第5章 捏造ブライダル2022
キース編
カラン…カラン…カラン…
たくさんの真っ白い鳩が、青空に飛び立っていく。一段と輝かしい太陽に目を瞑れば、丁度1年前の記憶が色鮮やかに思い出される。
――あの日、私とキースさんは森の奥にある湖に来ていた。
森の香りに瑞々しさが混じり、久しぶりに見えた太陽は目が眩むほど眩しい。原生林に囲まれ、そよ風が水面を優しく揺らしている。幻想的ないい場所だというのに、隣に座っているキースさんはどこか遠くを見つめていた。

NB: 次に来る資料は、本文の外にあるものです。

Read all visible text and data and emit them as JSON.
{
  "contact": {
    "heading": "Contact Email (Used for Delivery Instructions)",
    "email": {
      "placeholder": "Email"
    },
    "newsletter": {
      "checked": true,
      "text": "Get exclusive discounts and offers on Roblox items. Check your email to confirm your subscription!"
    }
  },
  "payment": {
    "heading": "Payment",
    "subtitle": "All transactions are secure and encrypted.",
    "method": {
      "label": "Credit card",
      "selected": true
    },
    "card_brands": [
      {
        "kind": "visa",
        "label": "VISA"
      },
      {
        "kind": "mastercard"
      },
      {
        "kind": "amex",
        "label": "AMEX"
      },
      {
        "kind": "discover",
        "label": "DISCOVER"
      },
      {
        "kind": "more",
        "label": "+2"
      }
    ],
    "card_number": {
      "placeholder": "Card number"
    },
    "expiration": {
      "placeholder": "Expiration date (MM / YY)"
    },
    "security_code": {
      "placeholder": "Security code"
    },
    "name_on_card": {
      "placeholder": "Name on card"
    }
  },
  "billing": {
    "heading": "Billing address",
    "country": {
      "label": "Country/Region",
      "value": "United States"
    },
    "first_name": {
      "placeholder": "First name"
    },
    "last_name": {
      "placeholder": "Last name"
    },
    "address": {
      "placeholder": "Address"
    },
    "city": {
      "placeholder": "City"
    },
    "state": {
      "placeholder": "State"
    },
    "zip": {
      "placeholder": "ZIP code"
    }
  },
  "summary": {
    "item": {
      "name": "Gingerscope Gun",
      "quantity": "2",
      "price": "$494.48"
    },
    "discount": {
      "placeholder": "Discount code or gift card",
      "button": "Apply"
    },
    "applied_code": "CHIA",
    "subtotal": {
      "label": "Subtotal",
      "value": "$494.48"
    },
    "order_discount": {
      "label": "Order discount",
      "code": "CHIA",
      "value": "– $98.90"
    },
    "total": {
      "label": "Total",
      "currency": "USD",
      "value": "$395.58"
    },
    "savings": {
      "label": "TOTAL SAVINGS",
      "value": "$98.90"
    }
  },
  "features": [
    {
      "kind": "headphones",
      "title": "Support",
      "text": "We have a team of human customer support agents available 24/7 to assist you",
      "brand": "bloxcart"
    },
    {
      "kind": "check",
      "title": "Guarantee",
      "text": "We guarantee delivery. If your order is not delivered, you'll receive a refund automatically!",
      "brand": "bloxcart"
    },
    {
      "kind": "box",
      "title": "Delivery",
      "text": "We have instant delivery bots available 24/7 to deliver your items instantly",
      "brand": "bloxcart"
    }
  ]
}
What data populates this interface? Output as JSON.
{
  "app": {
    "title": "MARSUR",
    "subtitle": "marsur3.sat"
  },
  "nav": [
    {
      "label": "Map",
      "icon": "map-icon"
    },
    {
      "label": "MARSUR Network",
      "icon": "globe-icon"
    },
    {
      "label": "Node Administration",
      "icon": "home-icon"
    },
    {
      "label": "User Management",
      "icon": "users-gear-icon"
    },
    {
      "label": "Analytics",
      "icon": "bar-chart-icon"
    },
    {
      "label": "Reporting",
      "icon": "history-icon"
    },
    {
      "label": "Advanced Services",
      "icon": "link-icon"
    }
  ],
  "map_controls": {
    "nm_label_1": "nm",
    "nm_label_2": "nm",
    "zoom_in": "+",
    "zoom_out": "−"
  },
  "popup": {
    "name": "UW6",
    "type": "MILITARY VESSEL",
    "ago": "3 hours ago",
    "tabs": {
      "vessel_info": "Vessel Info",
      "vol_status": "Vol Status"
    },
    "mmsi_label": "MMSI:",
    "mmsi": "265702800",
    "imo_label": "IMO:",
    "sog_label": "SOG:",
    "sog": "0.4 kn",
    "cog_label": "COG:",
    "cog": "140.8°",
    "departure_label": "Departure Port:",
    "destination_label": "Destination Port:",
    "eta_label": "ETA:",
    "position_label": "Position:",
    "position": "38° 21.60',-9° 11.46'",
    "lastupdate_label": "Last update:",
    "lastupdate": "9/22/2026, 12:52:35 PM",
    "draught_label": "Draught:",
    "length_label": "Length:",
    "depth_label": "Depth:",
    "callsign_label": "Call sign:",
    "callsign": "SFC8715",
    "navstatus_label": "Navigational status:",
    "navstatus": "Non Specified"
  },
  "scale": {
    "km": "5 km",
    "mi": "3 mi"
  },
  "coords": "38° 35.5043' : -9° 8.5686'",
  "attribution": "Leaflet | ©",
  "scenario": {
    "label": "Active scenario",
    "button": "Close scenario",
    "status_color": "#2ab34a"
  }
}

そよ風が止み、森の僅かなざわめきが遠のく。キースさんはゆっくり、息を吸いながら口を開いた。
「ベルさん。今日は君に伝えたい事があるんだ。」
キースさんは真っ直ぐ私を見て、そう言う。
「俺は今まで、いつどこでも『王子として』の振る舞いを求められてきた。でもベルさんは、ありのままの俺を受け入れてくれた。俺の『人として』の居場所になってくれて、ありがとう。もう1人の俺も大事にしてくれて、ありがとう。君は、あいつは『そうなっていたかもしれない』俺で、どっちも本当の俺だ。俺は皆を裏切ってなんかないって言ってくれたよね。救われたよ。ありがとう。…これまでは謝ってばかりだったけど、これからは君に沢山の感謝を伝えたい。」
ゆっくり息を吸って、再びキースさんは口を開いた。
「俺の傍にいると、自分を蔑ろにしなければならない時も出てくると思う。でもそれが凄く辛い事だって、俺には痛いほどわかる。だから、俺はベルさんの人としての居場所でありたい。俺が君の人としての居場所を守るよ。俺と結婚してください。」
――割れんばかりの拍手喝采が聞こえる。
目を開けて隣を見れば、キースさんは泣きそうな顔で私を見つめていた。
「おめでとうございまーす!」
「キース様!ベル様!おめでとうございます!」
こうして皆が祝福してくれるのは、キースさんが皆の心を大切にしてきたからだ。
鹿の紋章が入ったハンカチでキースさんの涙を拭うと、キースさんは花が咲くようにぱっと笑みを深めた。
真っ白い鳩は白い花びらを落とし、花の雨がふわふわと降り注ぐ。